The aspect of the Essex Farm CSA that captured my attention the most was the meat. The connection between the living animal and the butchered meat could not escape you. They slaughter and butcher their own meat on the farm. On our visit, the beef cattle had been moved to an area of high grass which was less than 100 yards from the pick-up area. There I stood looking at the cattle while looking at the hoist where one was recently slaughtered and butchered. It is a connection that industrial agriculture wants to hide. However, this is an aspect the CSA members seem to appreciate. They know the animal was produced in a sustainable manner and grass-fed on their farm. They also know where and how it was processed. The cattle weren't herded into concentrated feeding operations, stuffed with corn, and driven off to an industrial slaughter house.
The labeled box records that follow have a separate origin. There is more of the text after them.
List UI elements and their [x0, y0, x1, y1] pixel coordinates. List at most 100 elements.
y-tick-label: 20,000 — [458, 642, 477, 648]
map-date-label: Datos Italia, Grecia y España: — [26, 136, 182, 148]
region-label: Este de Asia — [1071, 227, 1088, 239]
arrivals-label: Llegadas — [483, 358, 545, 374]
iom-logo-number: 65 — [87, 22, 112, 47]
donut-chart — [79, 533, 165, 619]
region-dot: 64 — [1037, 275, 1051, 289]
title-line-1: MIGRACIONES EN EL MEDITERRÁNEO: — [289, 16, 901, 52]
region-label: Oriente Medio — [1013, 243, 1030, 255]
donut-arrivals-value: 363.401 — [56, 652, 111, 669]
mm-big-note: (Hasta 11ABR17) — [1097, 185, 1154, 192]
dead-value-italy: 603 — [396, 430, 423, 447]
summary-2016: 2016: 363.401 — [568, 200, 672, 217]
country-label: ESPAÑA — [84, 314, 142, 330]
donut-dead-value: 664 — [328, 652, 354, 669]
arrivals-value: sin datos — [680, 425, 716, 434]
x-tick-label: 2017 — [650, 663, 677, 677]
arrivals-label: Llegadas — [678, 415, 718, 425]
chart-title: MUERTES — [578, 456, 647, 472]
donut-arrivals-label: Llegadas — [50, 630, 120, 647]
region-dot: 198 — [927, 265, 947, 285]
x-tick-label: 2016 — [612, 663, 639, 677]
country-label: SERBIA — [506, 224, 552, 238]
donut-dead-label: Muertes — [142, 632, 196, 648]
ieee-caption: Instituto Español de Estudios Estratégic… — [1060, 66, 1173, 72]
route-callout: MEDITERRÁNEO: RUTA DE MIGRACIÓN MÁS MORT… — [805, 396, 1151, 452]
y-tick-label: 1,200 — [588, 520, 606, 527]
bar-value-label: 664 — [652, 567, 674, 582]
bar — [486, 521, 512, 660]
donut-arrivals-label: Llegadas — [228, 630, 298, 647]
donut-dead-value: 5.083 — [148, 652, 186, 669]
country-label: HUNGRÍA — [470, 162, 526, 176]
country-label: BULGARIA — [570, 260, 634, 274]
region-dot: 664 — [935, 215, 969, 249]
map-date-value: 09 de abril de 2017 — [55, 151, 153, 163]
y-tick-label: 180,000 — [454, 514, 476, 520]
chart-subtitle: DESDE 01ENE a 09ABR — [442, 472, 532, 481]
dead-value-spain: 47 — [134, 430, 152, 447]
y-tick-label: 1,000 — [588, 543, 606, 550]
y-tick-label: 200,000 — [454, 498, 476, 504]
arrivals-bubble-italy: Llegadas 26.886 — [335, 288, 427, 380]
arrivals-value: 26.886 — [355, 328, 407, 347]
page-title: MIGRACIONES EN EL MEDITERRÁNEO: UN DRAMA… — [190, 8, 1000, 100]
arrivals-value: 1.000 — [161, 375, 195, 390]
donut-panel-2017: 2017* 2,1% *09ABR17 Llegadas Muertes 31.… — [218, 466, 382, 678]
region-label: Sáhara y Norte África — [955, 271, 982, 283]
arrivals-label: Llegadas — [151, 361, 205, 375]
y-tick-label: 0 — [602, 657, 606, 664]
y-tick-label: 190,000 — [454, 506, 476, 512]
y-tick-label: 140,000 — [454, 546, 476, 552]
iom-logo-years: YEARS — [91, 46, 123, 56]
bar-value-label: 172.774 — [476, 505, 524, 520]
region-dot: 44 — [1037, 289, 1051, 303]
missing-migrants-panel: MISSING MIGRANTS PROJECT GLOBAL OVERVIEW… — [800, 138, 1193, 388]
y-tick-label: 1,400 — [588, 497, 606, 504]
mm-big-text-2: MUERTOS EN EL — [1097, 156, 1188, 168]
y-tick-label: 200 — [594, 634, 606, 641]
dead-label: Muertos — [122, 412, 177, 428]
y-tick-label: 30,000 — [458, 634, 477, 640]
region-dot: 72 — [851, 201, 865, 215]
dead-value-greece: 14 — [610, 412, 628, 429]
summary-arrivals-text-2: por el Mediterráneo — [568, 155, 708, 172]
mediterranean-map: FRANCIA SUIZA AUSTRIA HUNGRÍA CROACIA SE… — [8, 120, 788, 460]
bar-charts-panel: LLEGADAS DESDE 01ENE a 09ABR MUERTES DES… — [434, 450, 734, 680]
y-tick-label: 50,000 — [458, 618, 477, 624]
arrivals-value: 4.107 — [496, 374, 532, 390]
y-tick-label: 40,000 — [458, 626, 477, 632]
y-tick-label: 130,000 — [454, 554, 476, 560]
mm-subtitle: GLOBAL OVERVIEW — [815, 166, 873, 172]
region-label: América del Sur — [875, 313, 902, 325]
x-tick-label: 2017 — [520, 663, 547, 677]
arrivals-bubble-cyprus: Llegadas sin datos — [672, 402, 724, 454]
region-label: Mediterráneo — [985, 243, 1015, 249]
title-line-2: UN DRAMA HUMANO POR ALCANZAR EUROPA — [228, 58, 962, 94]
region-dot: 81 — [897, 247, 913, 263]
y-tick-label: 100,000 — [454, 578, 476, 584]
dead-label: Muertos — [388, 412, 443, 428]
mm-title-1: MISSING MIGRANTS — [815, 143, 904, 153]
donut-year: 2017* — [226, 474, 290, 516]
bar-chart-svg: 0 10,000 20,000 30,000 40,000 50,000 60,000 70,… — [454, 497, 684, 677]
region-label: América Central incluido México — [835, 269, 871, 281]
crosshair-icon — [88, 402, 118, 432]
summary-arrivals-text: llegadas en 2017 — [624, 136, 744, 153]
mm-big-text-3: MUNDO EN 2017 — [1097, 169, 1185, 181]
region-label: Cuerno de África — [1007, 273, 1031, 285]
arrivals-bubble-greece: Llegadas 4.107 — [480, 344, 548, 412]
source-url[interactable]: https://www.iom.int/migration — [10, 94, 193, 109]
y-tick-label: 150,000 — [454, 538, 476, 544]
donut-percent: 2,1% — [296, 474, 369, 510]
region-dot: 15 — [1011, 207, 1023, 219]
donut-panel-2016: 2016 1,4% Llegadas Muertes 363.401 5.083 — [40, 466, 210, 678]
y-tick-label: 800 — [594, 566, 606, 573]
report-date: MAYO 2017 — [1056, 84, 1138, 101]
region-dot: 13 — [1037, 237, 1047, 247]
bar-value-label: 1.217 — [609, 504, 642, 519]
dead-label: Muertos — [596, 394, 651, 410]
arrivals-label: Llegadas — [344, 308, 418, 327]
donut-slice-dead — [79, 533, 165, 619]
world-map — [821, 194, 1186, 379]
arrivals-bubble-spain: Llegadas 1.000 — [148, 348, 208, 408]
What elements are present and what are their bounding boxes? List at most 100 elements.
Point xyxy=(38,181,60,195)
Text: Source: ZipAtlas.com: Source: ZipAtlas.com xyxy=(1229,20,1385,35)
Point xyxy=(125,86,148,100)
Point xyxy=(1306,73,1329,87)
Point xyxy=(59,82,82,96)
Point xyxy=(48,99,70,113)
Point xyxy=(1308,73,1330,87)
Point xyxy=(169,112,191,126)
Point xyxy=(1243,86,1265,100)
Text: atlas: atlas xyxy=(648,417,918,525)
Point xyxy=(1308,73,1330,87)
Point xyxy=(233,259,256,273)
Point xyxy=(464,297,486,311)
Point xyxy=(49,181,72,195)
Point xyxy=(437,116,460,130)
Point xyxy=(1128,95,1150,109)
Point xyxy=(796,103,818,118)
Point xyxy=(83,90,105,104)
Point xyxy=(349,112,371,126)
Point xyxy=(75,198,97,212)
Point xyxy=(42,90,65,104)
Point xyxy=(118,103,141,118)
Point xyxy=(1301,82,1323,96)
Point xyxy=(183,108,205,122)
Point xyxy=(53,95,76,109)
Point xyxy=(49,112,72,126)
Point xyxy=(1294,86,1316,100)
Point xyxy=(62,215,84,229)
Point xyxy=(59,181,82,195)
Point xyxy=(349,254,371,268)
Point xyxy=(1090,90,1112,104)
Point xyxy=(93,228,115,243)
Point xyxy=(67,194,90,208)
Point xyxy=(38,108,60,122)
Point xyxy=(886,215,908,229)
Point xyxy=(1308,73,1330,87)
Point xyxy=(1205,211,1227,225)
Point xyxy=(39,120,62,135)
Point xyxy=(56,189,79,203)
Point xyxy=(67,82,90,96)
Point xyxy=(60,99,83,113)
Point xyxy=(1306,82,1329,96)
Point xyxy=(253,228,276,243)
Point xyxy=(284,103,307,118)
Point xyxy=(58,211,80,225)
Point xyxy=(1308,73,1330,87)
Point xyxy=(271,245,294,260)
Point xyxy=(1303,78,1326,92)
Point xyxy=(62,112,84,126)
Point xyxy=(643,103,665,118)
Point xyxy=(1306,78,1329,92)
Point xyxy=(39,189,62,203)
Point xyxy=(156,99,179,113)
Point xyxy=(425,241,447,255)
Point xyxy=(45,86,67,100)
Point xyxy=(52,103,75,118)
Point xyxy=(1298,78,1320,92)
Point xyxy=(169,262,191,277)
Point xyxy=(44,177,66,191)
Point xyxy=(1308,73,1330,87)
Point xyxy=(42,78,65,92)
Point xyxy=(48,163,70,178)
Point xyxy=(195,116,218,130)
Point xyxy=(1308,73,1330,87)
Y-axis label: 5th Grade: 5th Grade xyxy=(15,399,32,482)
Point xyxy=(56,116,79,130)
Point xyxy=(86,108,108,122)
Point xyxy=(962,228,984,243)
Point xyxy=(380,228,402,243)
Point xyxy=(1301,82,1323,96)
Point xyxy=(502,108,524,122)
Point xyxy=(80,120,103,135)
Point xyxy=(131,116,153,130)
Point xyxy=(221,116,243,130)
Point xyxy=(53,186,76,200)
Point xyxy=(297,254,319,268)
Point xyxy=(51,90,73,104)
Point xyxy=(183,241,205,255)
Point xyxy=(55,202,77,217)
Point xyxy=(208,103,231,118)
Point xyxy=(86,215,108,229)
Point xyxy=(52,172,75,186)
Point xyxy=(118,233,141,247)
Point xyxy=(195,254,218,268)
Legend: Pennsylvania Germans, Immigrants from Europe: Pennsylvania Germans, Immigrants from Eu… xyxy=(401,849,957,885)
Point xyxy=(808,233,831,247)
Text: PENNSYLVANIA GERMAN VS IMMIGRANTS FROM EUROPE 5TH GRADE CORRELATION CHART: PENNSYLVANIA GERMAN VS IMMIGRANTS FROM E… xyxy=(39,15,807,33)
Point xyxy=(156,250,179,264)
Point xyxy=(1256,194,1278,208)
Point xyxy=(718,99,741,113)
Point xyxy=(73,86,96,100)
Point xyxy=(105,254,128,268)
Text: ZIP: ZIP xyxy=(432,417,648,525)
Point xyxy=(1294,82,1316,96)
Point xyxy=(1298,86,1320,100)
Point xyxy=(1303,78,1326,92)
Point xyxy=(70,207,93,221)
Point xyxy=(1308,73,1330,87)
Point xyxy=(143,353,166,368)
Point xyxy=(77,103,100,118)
We went over to say hello to the cattle. There were baby cattle grazing alongside some very large animals. I asked Kristin if she had ever volunteered on a slaughter day. She said she had been there when they processed a pig and on a chicken day. Her take was interesting. She said the chicken day was harder because death was everywhere as so many animals had to be slaughtered for the 80 members. Slaughtering one pig or one cattle may supply meat for members for weeks.
The members of the CSA were visibly satisfied with the farm. You could sense that they really enjoyed eating as locally and sustainably as possible. I left the Essex Farm wishing there was a similar option near Cambridge. There are meat CSAs and vegetable CSAs, but I have not heard of a farm that does it all in the area. The visit to the farm has inspired me to stop purchasing meat produced by industrial agriculture. My wife and I have decided to find local farms that raise beef, pork, and chicken and stock our freezer. We may have to take trips to Western Massachusetts or Vermont but we now feel this is important to us.
The Essex Farm is over 400 acres. Most of the land is used to graze the cattle and grow hay for the animals. About 80 acres is used to produce the fruit and vegetables for the 80 members plus the farm staff. My visit made me wonder if it is possible for a sustainable farming operation such as this to produce food to feed the students at a college such as Lasell? I know many colleges participate in the Farm to College Program. Bowdoin is a great example. As Lasell moves towards a greener campus, supporting local agriculture is a move that would be good for the environment, economy, and local farmers. Probably the biggest constraint we face in providing more local products in the dining hall is our students. Students have grown to expect and demand processed food. Students will choose the chicken patty over the fresh arugula salad or cheddar zucchini bake. I wish I could take all students at Lasell to visit the Essex Farm. Maybe an experience such as that would help them make more local food choices.
Kristin has invited me back to the farm to work for a day. I may take her up on the offer in August. It may seem odd but I am considering volunteering on a slaughter day. If I am going to make the decision to eat meat, I think it is important to understand the meat goes from a cattle grazing in the field to a package in the freezer. While I have read many accounts of this process, it is something I have not observed. It is a tough reality but important for a meat eater to understand. Maybe it will be too emotional for me and I will become a vegetarian. I'm not really sure what to expect.